The U.S. Court of Appeals for the 5th Circuit in New Orleans said the EPA exceeded its statutory authority in requiring concentrated animal feeding operations (CAFOs) that propose or might discharge to apply for CWA permits.
Suing the EPA over its so-called CAFO rule were the NPPC, the American Farm Bureau Federation, the United Egg Producers and several other agricultural groups. The rule was issued in 2008 after EPA’s core provision in the initial 2003 regulation was struck down by the U.S. Court of Appeals for the 2nd Circuit in New York City. In that 2005 decision, the court ruled that the CWA requires permits only for producers who actually discharge. EPA had sought to require permits even for operations that had a potential to discharge.
The 2008 CAFO rule set a zero-discharge standard including a duty to apply for a CWA permit for all CAFOs that discharge or propose to discharge. The rule essentially established a presumption that CAFOs “proposed” to discharge if any future discharge occurred. The rule included production areas and cropland on which manure is applied and imposed fines of $37,500 a day, not only for illegal discharges, but for the failure of a CAFO that had a discharge to apply for a CWA permit.
“NPPC is very pleased with the 5th Circuit’s decision,” says NPPC President Doug Wolf, a pork producer from Lancaster, WI. “The court recognized a clear limit on EPA’s authority and required the agency to comply with the clean water law.”
NPPC argued before the 5th Circuit that the 2008 rule’s duty to apply “constitutes a thinly veiled effort to impose the same duty to apply that was invalidated” by the 2nd Circuit. It also argued that the “failure to apply” violation creates substantial economic pressure to apply for a CWA permit, and that the regulation shifts the burden to a non-permitted CAFO that has a discharge to establish that it did not “propose” to discharge.
The 5th Circuit Court concurred with NPPC’s arguments, ruling on the “duty to apply” provision that previous court cases “leave no doubt that there must be an actual discharge…to trigger the CWA’s requirements and EPA’s authority.” It also struck down the CAFO rule’s “failure to apply” provision, stating that its imposition is “outside the bounds of the CWA’s mandate.”
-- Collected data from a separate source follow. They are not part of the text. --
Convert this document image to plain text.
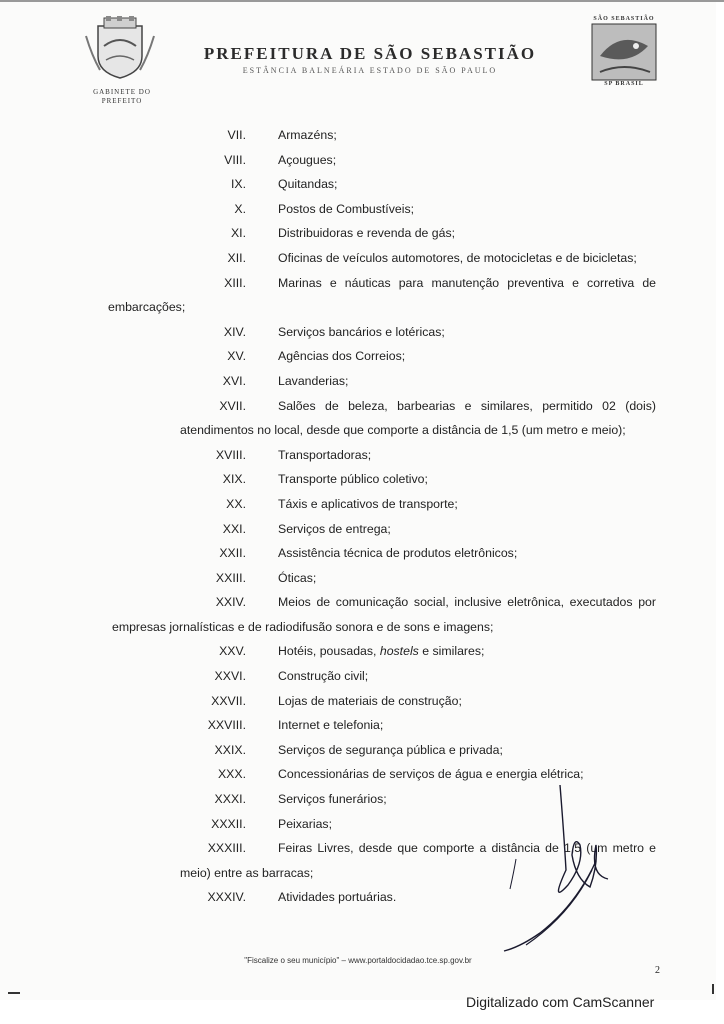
GABINETE DO
PREFEITO
PREFEITURA DE SÃO SEBASTIÃO
ESTÂNCIA BALNEÁRIA ESTADO DE SÃO PAULO
SÃO SEBASTIÃO
SP BRASIL
VII.	Armazéns;
VIII.	Açougues;
IX.	Quitandas;
X.	Postos de Combustíveis;
XI.	Distribuidoras e revenda de gás;
XII.	Oficinas de veículos automotores, de motocicletas e de bicicletas;
XIII.	Marinas e náuticas para manutenção preventiva e corretiva de
embarcações;
XIV.	Serviços bancários e lotéricas;
XV.	Agências dos Correios;
XVI.	Lavanderias;
XVII.	Salões de beleza, barbearias e similares, permitido 02 (dois)
atendimentos no local, desde que comporte a distância de 1,5 (um metro e meio);
XVIII.	Transportadoras;
XIX.	Transporte público coletivo;
XX.	Táxis e aplicativos de transporte;
XXI.	Serviços de entrega;
XXII.	Assistência técnica de produtos eletrônicos;
XXIII.	Óticas;
XXIV.	Meios de comunicação social, inclusive eletrônica, executados por
empresas jornalísticas e de radiodifusão sonora e de sons e imagens;
XXV.	Hotéis, pousadas, hostels e similares;
XXVI.	Construção civil;
XXVII.	Lojas de materiais de construção;
XXVIII.	Internet e telefonia;
XXIX.	Serviços de segurança pública e privada;
XXX.	Concessionárias de serviços de água e energia elétrica;
XXXI.	Serviços funerários;
XXXII.	Peixarias;
XXXIII.	Feiras Livres, desde que comporte a distância de 1,5 (um metro e
meio) entre as barracas;
XXXIV.	Atividades portuárias.
"Fiscalize o seu município" – www.portaldocidadao.tce.sp.gov.br
2
Digitalizado com CamScanner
“Pork producers have worked hard to meet, and are meeting, the zero-discharge standard, which the pork industry has embraced,” Wolf says. “Getting a federal permit is irrelevant to meeting the standard. The time, effort and cost of getting one is a complete waste when all that permit will do is tell producers to do exactly what they already are required and fully intend to do – not have a discharge.”